No one from the I-69 Coalition was slow on the up-take, and within weeks, the lobbying efforts of Patton & Boggs were supplemented with the talents of Randy DeLay. In the first year, he was paid about $120,000, and between 1995 and 2000, he was paid $400,000, with part of it from money (including public money) raised in Memphis by the Tennessee contingent of the I-69 Coalition. There was grumbling about the payments, because no one in the coalition could point to anything substantive that he did, except for setting up meetings with and arranging speeches by the majority leader, who became the leading champion in Congress for I-69. But in the end, there was little that the Coalition could do, if it wanted its interstate highway project.
In a case of déjà vu, Rep. DeLay encouraged a coalition of Texas border towns along the I-69 route to do the same thing, and they paid Randy DeLay $156,000 in his first year as their lobbyist. Like the I-69 Coalition, leaders of the towns grumbled, but they felt that they had little choice if the project was to move through Congress.
In the end, the I-69 Coalition probably got off cheap. As Tom DeLay rose through the ranks of his party to become majority leader, so did his brother’s lobbying fees. In the course of little more than one year, Randy DeLay went from being a bankrupt Houston lawyer and restaurateur to a Washington insider making $550,000.
In the ensuing years, when his brother was hired to represent a Mexican cement company, Rep. DeLay called for the Clinton Administration to reverse an anti-dumping order so the companies could sell their cement in the U.S. without paying a duty.
When Randy DeLay was hired to block the move of the Houston Oilers to Nashville, his brother actually sponsored an unsuccessful Congressional bill calling for the federal government to block the move of a football team. When Randy DeLay was hired by Union Pacific railroad in support of its merger with Southern Pacific, his older brother spoke out and worked in favor of it.
In scenarios strikingly similar to the experience of the I-69 Coalition, Randy DeLay was hired specifically to give special attention to the Texas Congressional delegation, a delegation controlled by his brother.
After ethics complaints were filed against what came to be viewed as DeLay & DeLay, LLC, Randy DeLay seemed to go underground for awhile, but recent revelations indicate that the behavior of his brother didn’t stop. It just involved loyal friends like Jack Abramoff, Michael Scanlon and Ralph Reed in their shameless rip-off of Indian tribes with high-dollar lobbying contracts.

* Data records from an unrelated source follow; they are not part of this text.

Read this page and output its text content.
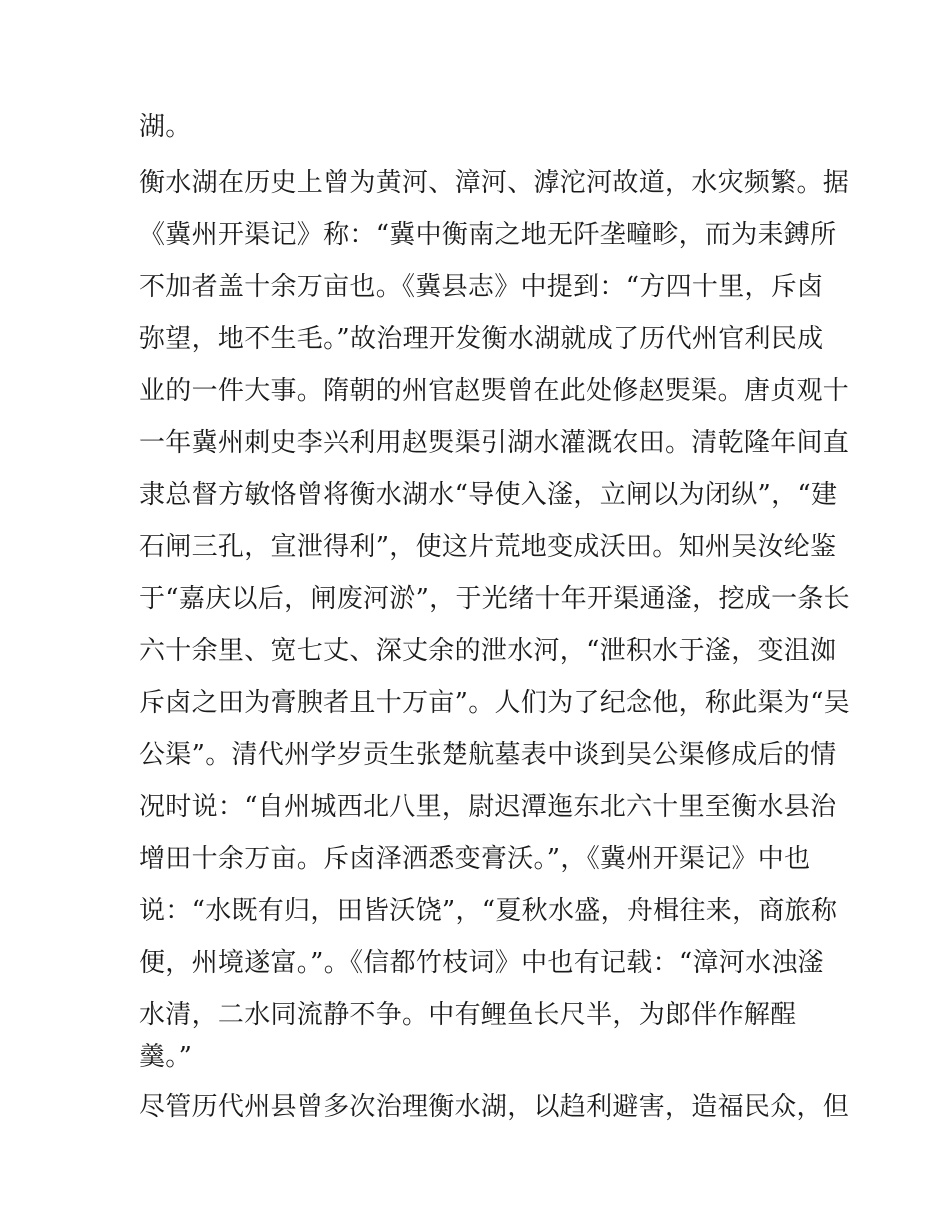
湖。
衡水湖在历史上曾为黄河、漳河、滹沱河故道，水灾频繁。据
《冀州开渠记》称：“冀中衡南之地无阡垄疃畛，而为耒鎛所
不加者盖十余万亩也。《冀县志》中提到：“方四十里，斥卤
弥望，地不生毛。”故治理开发衡水湖就成了历代州官利民成
业的一件大事。隋朝的州官赵煚曾在此处修赵煚渠。唐贞观十
一年冀州刺史李兴利用赵煚渠引湖水灌溉农田。清乾隆年间直
隶总督方敏恪曾将衡水湖水“导使入滏，立闸以为闭纵”，“建
石闸三孔，宣泄得利”，使这片荒地变成沃田。知州吴汝纶鉴
于“嘉庆以后，闸废河淤”，于光绪十年开渠通滏，挖成一条长
六十余里、宽七丈、深丈余的泄水河，“泄积水于滏，变沮洳
斥卤之田为膏腴者且十万亩”。人们为了纪念他，称此渠为“吴
公渠”。清代州学岁贡生张楚航墓表中谈到吴公渠修成后的情
况时说：“自州城西北八里，尉迟潭迤东北六十里至衡水县治
增田十余万亩。斥卤泽洒悉变膏沃。”，《冀州开渠记》中也
说：“水既有归，田皆沃饶”，“夏秋水盛，舟楫往来，商旅称
便，州境遂富。”。《信都竹枝词》中也有记载：“漳河水浊滏
水清，二水同流静不争。中有鲤鱼长尺半，为郎伴作解酲
羹。”
尽管历代州县曾多次治理衡水湖，以趋利避害，造福民众，但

Sadly, all of this was the worst-kept secret in the Capital, and few eyebrows were raised about the Abramoff headlines, media reports about $500,000 in payments over four years to his wife and daughter from his campaign fund for undefined work and the indictments of his aides in Texas for campaign fund abuses.
And yet, Randy DeLay is back, working more quietly in Texas selling himself as his brother once sold him to the I-69 Coalition – as someone who is uniquely qualified to get things done with the Texas delegation. Once again, local officials are paying one brother to lobby the one they also pay to represent them in
Congress. Most public officials who hire Randy DeLay continue to treat his contract as an insurance policy to make sure they get their best chance at expensive pork projects from channel dredging, bridges, and prisons.
Those who’ve been given advice to hire a Washington lobbyist who knows how to get things with the Texas delegation know first hand that Rep. DeLay deserves his nickname, Hammer. It’s just looking increasingly likely that this time he’s the one about to be nailed.